Kriegsgeschichtliche Dokumentationen, einschließlich der rechtfertigenden Generals-Memoiren, bilden die Folie, vor der Andersch seine Erfindung spielerisch in Szene setzt, ironisch die Logik des kriegerischen Denkens durchbrechend.

„Es mag scheinen, als sei, indem Major Dincklages Plan enthüllt wurde, die Katze aus dem Sack der Erzählung gelassen worden. Davon kann nicht die Rede sein. Diese Erzählung macht sich nichts daraus zu erzählen, ob und wie es dem Major Dincklage gelingt oder mißlingt, ein nahezu kriegsstarkes deutsches Bataillon den Amerikanern zu übergeben. Obwohl sie sich als Schauplatz einen zu jener Zeit wirklich wilden Westen gewählt hat, kann sie sich nicht entschließen, zum Western zu geraten ... Schön wär’s ja, ... aber wie jedermann weiß, hat es die Übergabe eines Bataillons durch seinen kommandierenden Offizier an den Feind während des 2. Weltkrieges nicht gegeben. So weit darf Erzählung die Fiktion nicht treiben. Ihr genügt ein Sandkastenspiel.“

Um solches Sandkastenspiel zu inszenieren, zieht Andersch alle Register seiner Erzählkunst, schafft eine höchst anspruchsvolle Romanform aus heterogenen ästhetischen Elementen, die zu einer gedanklichen und ästhetischen Einheit verschmelzen. Mit Winterspelt hat Andersch eine ästhetisch hochrangige Form entwickelt, die die Grenzlinie zwischen Dokumentation und Fiktion mit zum Erzählelement macht. Der Erzählfluß ist aus vielen kurzen und kürzesten Erzählsequenzen montiert. Andersch selbst spricht in Anlehnung an entsprechende malerische Techniken von pointilistischer Erzählweise. Der Erzählfluß besteht aus unterschiedlichen Erzählformen, die aus verschiedenen Perspektiven dargeboten werden. In Biogrammen, mit berichtenden Elementen, dokumentarischen Einschüben und essayistischen Exkursen bringt Andersch eine komplexe Wirklichkeit in Sicht, die den Zusammenhang der Zeiten, vom Beginn des Jahrhunderts bis in die 40er Jahre, im Nebeneinander weit entfernter Räume, von den amerikanischen Südstaaten bis nach Deutschland, anschaulich macht. Kunstgeschichtliche Betrachtungen über Paul Klees Bild „Polyphon umgrenztes weiß“ werden zur Landschaftsbeschreibung der Schnee-Eifel in Beziehung gesetzt und verweisen auf die romaneigene Ästhetik. Eine solche Struktur macht die Vieldimensionalität und Komplexität der Wirklichkeit greifbar, es gelingt, in den kurzen Handlungszeitraum, in dem sich eine Aktion zwischen Personen vollzieht, vielschichtige Wirklichkeitsbezüge hineinzubringen. Die durchgehende Erörterung philosophischer Fragen, die um Objektivität, Determination und subjektiven Handlungsspielraum kreisen, bildet die integrative Ebene, auf der das Ganze zur ästhetischen Einheit wird.

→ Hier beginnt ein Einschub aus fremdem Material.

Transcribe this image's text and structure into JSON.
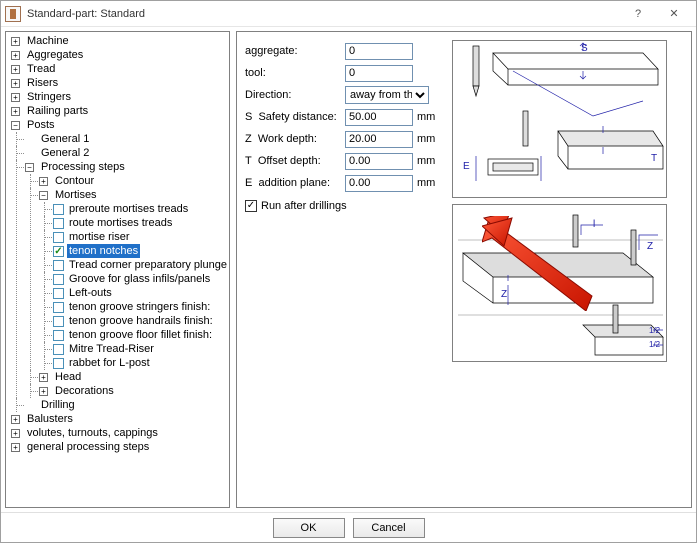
{
  "window": {
    "title": "Standard-part: Standard",
    "help_symbol": "?",
    "close_symbol": "✕"
  },
  "tree": {
    "machine": "Machine",
    "aggregates": "Aggregates",
    "tread": "Tread",
    "risers": "Risers",
    "stringers": "Stringers",
    "railing_parts": "Railing parts",
    "posts": "Posts",
    "general1": "General  1",
    "general2": "General  2",
    "processing_steps": "Processing steps",
    "contour": "Contour",
    "mortises": "Mortises",
    "preroute": "preroute mortises treads",
    "route": "route mortises treads",
    "mortise_riser": "mortise riser",
    "tenon_notches": "tenon notches",
    "tread_corner": "Tread corner preparatory plunge cut",
    "groove_glass": "Groove for glass infils/panels",
    "left_outs": "Left-outs",
    "tg_stringers": "tenon groove stringers finish:",
    "tg_handrails": "tenon groove handrails finish:",
    "tg_floor": "tenon groove floor fillet finish:",
    "mitre": "Mitre Tread-Riser",
    "rabbet": "rabbet for L-post",
    "head": "Head",
    "decorations": "Decorations",
    "drilling": "Drilling",
    "balusters": "Balusters",
    "volutes": "volutes, turnouts, cappings",
    "gps": "general processing steps"
  },
  "form": {
    "aggregate_label": "aggregate:",
    "aggregate_value": "0",
    "tool_label": "tool:",
    "tool_value": "0",
    "direction_label": "Direction:",
    "direction_value": "away from the w",
    "safety_prefix": "S",
    "safety_label": "Safety distance:",
    "safety_value": "50.00",
    "workdepth_prefix": "Z",
    "workdepth_label": "Work depth:",
    "workdepth_value": "20.00",
    "offset_prefix": "T",
    "offset_label": "Offset depth:",
    "offset_value": "0.00",
    "addition_prefix": "E",
    "addition_label": "addition plane:",
    "addition_value": "0.00",
    "unit_mm": "mm",
    "run_after_label": "Run after drillings"
  },
  "diagram_labels": {
    "S": "S",
    "E": "E",
    "T": "T",
    "Z": "Z",
    "l": "l",
    "h1": "1/2",
    "h2": "1/2"
  },
  "buttons": {
    "ok": "OK",
    "cancel": "Cancel"
  }
}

Das Kammerspiel, das Andersch um eine geschichtliche Leerstelle entwirft, umfaßt wenige Figuren. Sie erweisen sich als Entwürfe für Handlungsformen und sind vom Autor mit modellhaften Zügen ausgestattet. Da ist Major Dincklage, durchaus kein Nazi, aber geprägt durch Vorstellungen von Offiziersehre und militärischer Logik; da ist Hainstock, ein ehemaliger Kommunist, mit dem der Autor in der Kontinuität seines Werkes bleibt, in dem er einen Figurentyp wiederaufnimmt, der, isoliert von jeder politischen Bewegung, zurückgezogen lebt, aufs Überleben bedacht, zwischen Resignation und Handlungswillen stehend. Er verdankt es seinen Kenntnissen über Steinbrüche, daß er aus dem Konzentrationslager entkommen ist, hofft als Steinbruchwärter zu unterwintern, lebt wie ein Waldkautz, beobachtend, ohne selbst gesehen zu werden. Daneben Schefold, der Grenzgänger und Kunstliebhaber, der zwischen den Fronten im Auftrag eines belgischen Museums Bilder zu bergen sucht. Schließlich gehört Käte dazu, eine junge Lehrerin, die spontan Handelnde, die den erzählten Vorgang in Gang setzt. Durch ihre Liebesaffäre zu Major Dincklage weiß sie von dessen Plan, an dessen Realisierung der freilich nicht mehr denkt. Sie berichtet Hainstock darüber, mit dem sie im ständigen politischen und weltanschaulichen Disput steht. Der erzählt Schefold davon, der seinerseits die Amerikaner mit dem Gedanken vertraut macht. Dincklage, wider Willen in den Vorgang hineingezogen, wünscht einen Vertrauensbeweis von der anderen Seite. Schefold soll durch die Linien kommen, als Zeichen für die Bereitschaft der Amerikaner, bei einer kampflosen Übergabe eines Bataillons keine Waffengewalt einzusetzen.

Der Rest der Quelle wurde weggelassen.